The film is released on Giving Tuesday and asks people to “repay” nature for all the support its given people in tough times.

In the film for The Wildlife Trusts, Stephen Fry says:

“In my lifetime we’ve seen a catastrophic decline in our wildlife. Species are in danger of disappearing altogether and we’ve taken nature for granted for too long. Something big needs to happen to change this. I relish bold action and The Wildlife Trusts’ 30 by 30 ambition is the most audacious and courageous I’ve seen in a very long time.

“Simply put, by allowing nature to recover by protecting 30% of land and sea we'll see the natural world transform. It’s our best hope of turning the tide to make sure we have a thriving natural world to pass on to the next generation. Nature has been there for us all when we’ve needed it the most. Now is the time to repay it ourselves.”

Funds raised by The Wildlife Trusts’ new 30 by 30 appeal will go towards nature recovery projects that will put new land aside for nature as well as repair and link-up existing, fragmented, wild areas to enable wildlife to move around. The aim is to bring nature back to the places where people live.

Other well-known supporters to have backed The Wildlife Trusts’ vision include Liz Bonnin, Richard Walker and Alison Steadman.

30 by 30 in Surrey

Surrey Wildlife Trust aims to restore some of the most endangered areas of natural habitat, on the North Downs by working with councils, landowners, charities, farms, vineyards, schools and community groups. The beautiful ridge of chalk hills stretches from Farnham in Surrey to the White Cliffs of Dover in Kent. They are also home to a very rare habitat – chalk grassland – which has been steadily declining in the UK since the end of the World War Two.
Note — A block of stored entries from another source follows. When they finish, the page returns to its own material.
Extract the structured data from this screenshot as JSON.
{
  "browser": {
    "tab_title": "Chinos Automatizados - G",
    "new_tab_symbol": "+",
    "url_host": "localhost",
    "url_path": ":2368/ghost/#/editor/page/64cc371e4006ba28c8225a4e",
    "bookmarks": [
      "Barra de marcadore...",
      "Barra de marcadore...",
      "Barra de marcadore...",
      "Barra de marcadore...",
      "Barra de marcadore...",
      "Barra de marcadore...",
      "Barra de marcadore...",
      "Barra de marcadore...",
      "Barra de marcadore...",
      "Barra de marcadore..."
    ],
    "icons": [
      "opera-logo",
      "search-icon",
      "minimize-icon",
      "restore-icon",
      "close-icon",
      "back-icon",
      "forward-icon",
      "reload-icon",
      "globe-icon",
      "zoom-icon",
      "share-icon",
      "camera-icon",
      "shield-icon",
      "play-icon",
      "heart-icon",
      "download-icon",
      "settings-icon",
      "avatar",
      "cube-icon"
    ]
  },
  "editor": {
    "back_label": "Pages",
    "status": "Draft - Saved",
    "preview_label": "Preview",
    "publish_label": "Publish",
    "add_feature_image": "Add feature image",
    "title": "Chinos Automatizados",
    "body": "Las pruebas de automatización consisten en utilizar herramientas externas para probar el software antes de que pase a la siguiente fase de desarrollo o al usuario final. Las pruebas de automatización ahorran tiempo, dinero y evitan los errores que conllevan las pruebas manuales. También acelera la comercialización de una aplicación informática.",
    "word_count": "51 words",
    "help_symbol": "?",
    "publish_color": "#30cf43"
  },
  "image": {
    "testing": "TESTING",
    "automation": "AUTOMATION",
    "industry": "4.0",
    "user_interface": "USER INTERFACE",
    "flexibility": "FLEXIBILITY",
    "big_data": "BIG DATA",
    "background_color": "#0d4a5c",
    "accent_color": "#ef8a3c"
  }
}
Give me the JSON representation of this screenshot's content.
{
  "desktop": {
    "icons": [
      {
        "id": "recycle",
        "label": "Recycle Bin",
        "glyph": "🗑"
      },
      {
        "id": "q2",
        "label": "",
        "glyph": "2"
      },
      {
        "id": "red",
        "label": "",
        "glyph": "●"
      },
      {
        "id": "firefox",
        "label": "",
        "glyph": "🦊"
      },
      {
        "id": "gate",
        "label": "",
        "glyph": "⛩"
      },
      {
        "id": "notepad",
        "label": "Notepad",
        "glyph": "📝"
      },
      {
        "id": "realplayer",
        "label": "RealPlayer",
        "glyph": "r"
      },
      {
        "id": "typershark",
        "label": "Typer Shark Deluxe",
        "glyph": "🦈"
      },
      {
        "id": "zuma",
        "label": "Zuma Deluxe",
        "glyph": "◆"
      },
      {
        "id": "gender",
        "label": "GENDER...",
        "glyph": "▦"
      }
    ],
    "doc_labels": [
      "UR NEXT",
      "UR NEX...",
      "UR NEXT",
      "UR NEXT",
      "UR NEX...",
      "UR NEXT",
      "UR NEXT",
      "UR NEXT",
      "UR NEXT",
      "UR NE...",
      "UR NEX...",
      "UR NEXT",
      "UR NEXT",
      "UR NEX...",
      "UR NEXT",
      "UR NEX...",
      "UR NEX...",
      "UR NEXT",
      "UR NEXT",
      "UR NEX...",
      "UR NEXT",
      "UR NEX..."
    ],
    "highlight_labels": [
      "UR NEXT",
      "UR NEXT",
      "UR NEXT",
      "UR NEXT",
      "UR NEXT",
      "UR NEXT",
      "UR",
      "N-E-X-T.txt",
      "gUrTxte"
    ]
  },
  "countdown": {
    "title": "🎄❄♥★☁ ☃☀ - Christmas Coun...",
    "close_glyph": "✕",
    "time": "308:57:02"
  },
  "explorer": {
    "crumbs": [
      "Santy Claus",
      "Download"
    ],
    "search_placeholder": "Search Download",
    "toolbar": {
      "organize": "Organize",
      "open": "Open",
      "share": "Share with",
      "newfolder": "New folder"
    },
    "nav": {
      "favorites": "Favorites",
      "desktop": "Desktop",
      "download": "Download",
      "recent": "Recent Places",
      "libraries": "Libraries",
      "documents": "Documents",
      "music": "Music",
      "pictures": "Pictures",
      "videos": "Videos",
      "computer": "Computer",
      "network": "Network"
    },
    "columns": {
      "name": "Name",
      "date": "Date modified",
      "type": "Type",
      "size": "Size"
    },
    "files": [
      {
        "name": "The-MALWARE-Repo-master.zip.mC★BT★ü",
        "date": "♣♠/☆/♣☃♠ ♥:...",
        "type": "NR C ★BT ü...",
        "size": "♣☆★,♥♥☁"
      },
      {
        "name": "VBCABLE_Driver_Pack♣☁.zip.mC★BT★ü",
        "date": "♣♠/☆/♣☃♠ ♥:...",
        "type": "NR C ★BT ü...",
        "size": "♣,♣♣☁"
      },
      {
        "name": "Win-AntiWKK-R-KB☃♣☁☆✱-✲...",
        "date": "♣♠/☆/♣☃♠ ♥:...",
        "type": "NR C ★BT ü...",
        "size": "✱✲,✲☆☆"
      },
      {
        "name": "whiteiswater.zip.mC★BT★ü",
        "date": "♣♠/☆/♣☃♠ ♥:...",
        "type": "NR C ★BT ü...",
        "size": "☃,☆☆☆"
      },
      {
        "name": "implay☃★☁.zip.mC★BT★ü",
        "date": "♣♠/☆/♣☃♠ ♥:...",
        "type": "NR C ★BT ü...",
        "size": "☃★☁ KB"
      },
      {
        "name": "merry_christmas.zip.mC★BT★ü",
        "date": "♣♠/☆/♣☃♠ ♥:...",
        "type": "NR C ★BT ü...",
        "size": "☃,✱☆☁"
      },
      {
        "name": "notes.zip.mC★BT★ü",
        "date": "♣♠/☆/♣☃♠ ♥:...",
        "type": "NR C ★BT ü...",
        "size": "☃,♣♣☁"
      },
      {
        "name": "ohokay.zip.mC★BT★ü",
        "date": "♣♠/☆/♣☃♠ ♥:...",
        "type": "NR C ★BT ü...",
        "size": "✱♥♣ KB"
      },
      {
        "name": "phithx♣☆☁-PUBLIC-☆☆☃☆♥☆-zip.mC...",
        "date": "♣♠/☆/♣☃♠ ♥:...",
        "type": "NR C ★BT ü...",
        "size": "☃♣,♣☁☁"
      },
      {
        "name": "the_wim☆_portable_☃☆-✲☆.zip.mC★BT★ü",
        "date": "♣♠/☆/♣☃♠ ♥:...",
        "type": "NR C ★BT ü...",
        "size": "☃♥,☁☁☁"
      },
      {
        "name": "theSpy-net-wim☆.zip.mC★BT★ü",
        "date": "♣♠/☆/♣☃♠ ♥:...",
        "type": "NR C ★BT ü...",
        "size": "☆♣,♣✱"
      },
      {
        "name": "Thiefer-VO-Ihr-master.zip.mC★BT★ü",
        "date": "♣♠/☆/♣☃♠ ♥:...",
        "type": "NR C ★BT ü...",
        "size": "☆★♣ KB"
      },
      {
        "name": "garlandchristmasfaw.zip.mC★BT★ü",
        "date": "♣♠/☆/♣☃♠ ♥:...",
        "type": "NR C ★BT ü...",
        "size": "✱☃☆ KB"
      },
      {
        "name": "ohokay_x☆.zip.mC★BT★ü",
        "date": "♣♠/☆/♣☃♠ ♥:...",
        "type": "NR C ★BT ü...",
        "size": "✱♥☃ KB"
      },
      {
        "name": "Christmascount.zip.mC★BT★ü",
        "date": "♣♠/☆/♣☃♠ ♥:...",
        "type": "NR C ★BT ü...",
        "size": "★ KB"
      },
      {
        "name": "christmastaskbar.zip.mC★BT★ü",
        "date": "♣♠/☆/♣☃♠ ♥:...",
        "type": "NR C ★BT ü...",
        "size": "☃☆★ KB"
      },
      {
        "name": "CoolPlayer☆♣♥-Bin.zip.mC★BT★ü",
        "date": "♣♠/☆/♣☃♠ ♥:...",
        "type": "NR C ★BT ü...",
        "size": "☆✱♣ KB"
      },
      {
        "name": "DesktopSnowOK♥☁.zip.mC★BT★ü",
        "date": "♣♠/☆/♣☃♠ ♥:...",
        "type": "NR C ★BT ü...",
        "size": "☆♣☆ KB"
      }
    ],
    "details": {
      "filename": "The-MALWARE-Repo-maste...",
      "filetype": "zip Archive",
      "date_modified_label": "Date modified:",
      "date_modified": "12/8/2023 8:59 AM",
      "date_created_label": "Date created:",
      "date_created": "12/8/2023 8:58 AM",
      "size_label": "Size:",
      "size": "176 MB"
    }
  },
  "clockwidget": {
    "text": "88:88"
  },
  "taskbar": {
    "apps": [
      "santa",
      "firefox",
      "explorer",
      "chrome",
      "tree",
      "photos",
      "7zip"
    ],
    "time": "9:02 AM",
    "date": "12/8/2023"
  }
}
The iconic Surrey landscape, which people have visited for day trips from London and further afield for centuries is suffering. Surrey has some of the fastest declining wildlife populations in England, with one third of its species now either extinct or in danger. This includes local extinctions of some bee species, such as the shrill carder bee.

England has lost more than 80 per cent of its chalk grassland which is devastating to pollinators and insects. Now more than ever we must take action, because we are facing a pollinator and insect crisis, with 41 per cent of insects facing extinction. The vision is to expand flower-rich chalk grassland and wildflower meadows along the North Downs, so they become alive with the humming of bees alongside beautiful bugs and butterflies dancing from flower to flower.

Surrey Wildlife Trust wants to work with others in this area to restore these historic chalk ridges between Guildford and Reigate, which were once needed to protect us in case of enemy invasion in World War Two. They are still needed today to protect our health and wellbeing and to protect the future of our bees, bugs and butterflies in Surrey.

Surrey Wildlife Trusts are part of the Wildlife Trusts movement of 46 charities with vast experience of restoring nature in every part of the UK. They care for more nature reserves than there are McDonald’s restaurants – 1,000 more – and their 30 by 30 ambition will help to establish a nature recovery network of interlinked wild land across the country.